8 Essential Booze Hacks
As the wise April Ludgate once said, alcohol is fun and delicious. But it can also be hard, particularly if you're missing a corkscrew or are short on time and cash. These booze hacks are here to help. Whether you're looking to cool down your beer in two minutes flat, open your wine with a shoe, or pass your cheap vodka off as something nicer, these moves will do the trick. Read up on the methods below, and please imbibe your boot wine responsibly.
Belgian scientists (who have nobly dedicated their lives to researching beer) discovered last year that passing brews through a glass tube with a magnet helped control foam. In theory, that means your Epcot souvenir fridge magnet should also do the trick, but if you need reinforcements, olive oil works as well.
Placing a canned drink in a bowl of iced, salty water lowers the temperature at a rapid rate, thanks to the second law of thermodynamics. It's a pretty great and simple way to cool down beer cans -- or, if you're an exceedingly classy person, canned white wine.
You might be spending 98% of your waking hours indoors now, but in a few months, you'll be up to your eyeballs in cookout invites. And if you're a good guest, you'll be bringing a watermelon keg to all of them. Once you've mastered this important skill, you'll be all set to roll out a pumpkin keg for Halloween.
Filter cheap vodka through your Brita
Trick your party guests into thinking you sprang for Belvedere when you actually dropped $4 on something called "Vudkka" by running it through your water filter. Some people will tell you three times is enough, while others insist you need five or six. It's ultimately your judgment call -- just be sure to label your experiment appropriately for unsuspecting roommates.

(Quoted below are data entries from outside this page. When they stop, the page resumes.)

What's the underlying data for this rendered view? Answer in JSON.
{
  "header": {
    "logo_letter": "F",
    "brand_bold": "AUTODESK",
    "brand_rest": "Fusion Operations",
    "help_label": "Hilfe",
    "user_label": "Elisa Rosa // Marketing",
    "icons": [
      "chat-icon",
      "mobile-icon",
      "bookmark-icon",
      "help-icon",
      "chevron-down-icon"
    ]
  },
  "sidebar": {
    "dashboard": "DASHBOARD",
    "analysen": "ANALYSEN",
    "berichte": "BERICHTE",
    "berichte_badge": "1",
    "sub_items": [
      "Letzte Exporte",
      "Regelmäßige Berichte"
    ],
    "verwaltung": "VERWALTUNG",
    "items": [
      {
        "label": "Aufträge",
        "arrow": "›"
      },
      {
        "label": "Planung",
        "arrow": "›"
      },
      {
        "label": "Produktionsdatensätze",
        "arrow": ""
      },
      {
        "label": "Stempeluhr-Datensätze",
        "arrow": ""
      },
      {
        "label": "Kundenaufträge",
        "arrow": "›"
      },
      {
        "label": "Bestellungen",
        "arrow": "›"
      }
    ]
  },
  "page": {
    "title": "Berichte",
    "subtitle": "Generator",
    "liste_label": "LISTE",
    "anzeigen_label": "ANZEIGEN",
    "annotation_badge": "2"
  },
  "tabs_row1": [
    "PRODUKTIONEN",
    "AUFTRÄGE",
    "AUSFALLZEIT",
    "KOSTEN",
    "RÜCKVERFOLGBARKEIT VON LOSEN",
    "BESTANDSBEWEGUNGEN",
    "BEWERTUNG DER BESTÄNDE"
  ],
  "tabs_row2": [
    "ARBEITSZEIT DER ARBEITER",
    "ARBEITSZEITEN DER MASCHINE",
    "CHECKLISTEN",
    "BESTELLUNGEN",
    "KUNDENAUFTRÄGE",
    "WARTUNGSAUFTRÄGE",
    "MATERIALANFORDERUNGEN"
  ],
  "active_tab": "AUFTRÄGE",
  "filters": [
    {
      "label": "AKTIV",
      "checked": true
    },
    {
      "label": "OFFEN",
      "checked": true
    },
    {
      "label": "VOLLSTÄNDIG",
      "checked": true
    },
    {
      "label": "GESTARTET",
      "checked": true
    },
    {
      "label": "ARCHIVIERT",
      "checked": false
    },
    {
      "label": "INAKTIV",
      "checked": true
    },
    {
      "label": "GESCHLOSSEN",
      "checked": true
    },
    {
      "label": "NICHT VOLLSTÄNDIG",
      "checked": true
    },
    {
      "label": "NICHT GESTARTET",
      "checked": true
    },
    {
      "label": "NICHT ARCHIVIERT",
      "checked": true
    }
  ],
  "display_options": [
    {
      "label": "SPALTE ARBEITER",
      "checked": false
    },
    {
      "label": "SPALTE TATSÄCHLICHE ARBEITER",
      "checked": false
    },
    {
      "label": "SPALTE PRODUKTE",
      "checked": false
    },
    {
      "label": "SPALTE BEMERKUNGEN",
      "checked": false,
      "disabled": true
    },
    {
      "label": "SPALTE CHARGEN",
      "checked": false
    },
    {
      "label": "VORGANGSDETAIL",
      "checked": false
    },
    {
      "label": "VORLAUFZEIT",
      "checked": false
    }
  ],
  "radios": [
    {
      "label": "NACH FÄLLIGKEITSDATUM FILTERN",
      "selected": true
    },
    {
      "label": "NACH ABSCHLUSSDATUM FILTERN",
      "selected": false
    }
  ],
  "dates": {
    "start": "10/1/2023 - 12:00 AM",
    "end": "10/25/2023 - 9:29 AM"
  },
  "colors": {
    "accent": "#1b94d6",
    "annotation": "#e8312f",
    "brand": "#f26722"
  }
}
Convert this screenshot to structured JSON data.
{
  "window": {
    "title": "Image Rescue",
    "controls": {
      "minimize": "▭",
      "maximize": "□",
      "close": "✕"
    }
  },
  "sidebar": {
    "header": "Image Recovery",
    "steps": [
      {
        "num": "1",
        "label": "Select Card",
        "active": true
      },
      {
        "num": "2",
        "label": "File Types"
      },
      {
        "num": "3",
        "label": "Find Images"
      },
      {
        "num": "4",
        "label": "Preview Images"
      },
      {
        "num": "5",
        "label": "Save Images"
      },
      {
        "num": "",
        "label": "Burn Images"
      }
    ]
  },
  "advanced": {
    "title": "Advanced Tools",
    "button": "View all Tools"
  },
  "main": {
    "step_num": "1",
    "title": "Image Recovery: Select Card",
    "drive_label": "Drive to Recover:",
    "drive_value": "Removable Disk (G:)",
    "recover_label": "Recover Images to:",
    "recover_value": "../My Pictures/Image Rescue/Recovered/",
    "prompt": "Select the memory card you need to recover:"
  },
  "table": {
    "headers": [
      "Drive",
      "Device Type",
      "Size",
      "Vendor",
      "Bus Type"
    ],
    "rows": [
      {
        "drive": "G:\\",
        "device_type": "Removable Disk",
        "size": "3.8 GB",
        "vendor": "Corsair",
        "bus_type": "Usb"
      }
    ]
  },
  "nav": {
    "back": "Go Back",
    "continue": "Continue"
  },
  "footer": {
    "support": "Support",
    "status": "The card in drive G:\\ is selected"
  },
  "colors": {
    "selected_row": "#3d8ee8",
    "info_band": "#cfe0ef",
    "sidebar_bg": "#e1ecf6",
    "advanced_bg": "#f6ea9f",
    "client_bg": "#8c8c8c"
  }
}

Put crappy wine in the blender
Similarly, you can amp up the quality of your cheap red wine by "aerating" it in your blender for 30-60 seconds. Eat it, decanters.
For this project, you'll need one water cooler, one garbage disposal, a crap-ton of ice, your preferred bottle of tequila, and at least six bottles of margarita mix. The audience of ice cube-hungry dogs is optional, but encouraged.
Can't find a corkscrew? You can still open your wine (and look like a one-shoed lunatic) by slamming the bottom of the bottle against the wall, with your shoe as buffer. Seeing as this technique removes the cork by blunt force, have your buddies waiting nearby with glasses on hand for the eventual Malbec geyser.
Alright, it might not be "essential" so much as kinda dangerous, but it looks pretty damn cool. And it's possibly more safe than snipering your Champagne.